Cuando el mercader despertó, todo su cuerpo temblaba. Tenía la ropa húmeda aunque ya no llovía, pero era del todo imposible disponer de nada seco en aquel huerto. Siempre bajo la atenta mirada de Bernat, Elena le restregó concienzudamente las piernas y brazos. El herrero supuso que era el mismo trato que habría dispensado a su padre, si lo hubieran encontrado.
Pero Jaume seguía temblando.
—Quizá sería mejor que se lo llevaran —dijo Bernat, que comenzaba a preocuparse por el estado de su amigo.
—Ya sé que eres un hombre fuerte, pero solo podremos pedir ayuda en el monasterio de la Zaidia, y tu amigo es demasiado grande para llevarlo en vilo hasta allí.
—Pero tenemos que hacer algo, Elena. No puedo permitir que le pase nada. Elvira, su mujer, no me lo perdonaría.
Mientras su hijo jugaba a hacer surcos en un charco que se había formado en el centro de la casa, Elena se quitó la ropa, también húmeda, y se tendió sobre el mercader para darle calor. Después dio una de las pocas órdenes que Bernat obedecería en su vida.

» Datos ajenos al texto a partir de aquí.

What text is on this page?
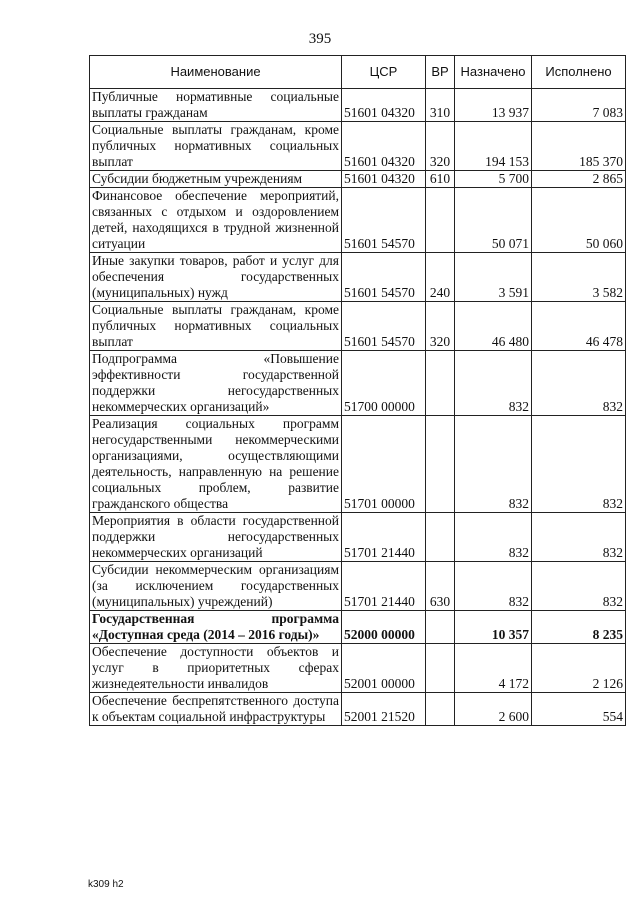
395
Наименование	ЦСР	ВР	Назначено	Исполнено
Публичные нормативные социальные выплаты гражданам	51601 04320	310	13 937	7 083
Социальные выплаты гражданам, кроме публичных нормативных социальных выплат	51601 04320	320	194 153	185 370
Субсидии бюджетным учреждениям	51601 04320	610	5 700	2 865
Финансовое обеспечение мероприятий, связанных с отдыхом и оздоровлением детей, находящихся в трудной жизненной ситуации	51601 54570		50 071	50 060
Иные закупки товаров, работ и услуг для обеспечения государственных (муниципальных) нужд	51601 54570	240	3 591	3 582
Социальные выплаты гражданам, кроме публичных нормативных социальных выплат	51601 54570	320	46 480	46 478
Подпрограмма «Повышение эффективности государственной поддержки негосударственных некоммерческих организаций»	51700 00000		832	832
Реализация социальных программ негосударственными некоммерческими организациями, осуществляющими деятельность, направленную на решение социальных проблем, развитие гражданского общества	51701 00000		832	832
Мероприятия в области государственной поддержки негосударственных некоммерческих организаций	51701 21440		832	832
Субсидии некоммерческим организациям (за исключением государственных (муниципальных) учреждений)	51701 21440	630	832	832
Государственная программа «Доступная среда (2014 – 2016 годы)»	52000 00000		10 357	8 235
Обеспечение доступности объектов и услуг в приоритетных сферах жизнедеятельности инвалидов	52001 00000		4 172	2 126
Обеспечение беспрепятственного доступа к объектам социальной инфраструктуры	52001 21520		2 600	554
k309 h2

—Acércate al monasterio e intenta que alguien te acompañe para ayudarnos. Yo esperaré aquí. Es la única solución. Ah, llévate a Francesc y déjaselo a los monjes. A la vuelta lo recogeremos.
—Pero no puedo dejarte sola…
—¡Márchate, Bernat! A ti no te será difícil llegar rápidamente al monasterio. El cielo se está abriendo y solo has de guiarte por su silueta en la lontananza. Nosotros… —añadió mientras se esforzaba por cubrir con su cuerpo menudo la mayor parte del de Jaume— estaremos bien, descuida.
El herrero no puso más objeciones y partió. Llevaba al niño a las espaldas, y este, por primera vez, canturreaba mientras se cogía del cuello. No podía quitarse de la cabeza la imagen del cuerpo desnudo de Elena arropando a su amigo. Antes de concentrarse en la búsqueda del camino de vuelta, deseó con todas sus fuerzas haber sido él el enfermo.
Entonces Francesc, como si le leyera la mente o reclamara su atención, le tiró tan fuerte del pelo que perdió el hilo de sus pensamientos.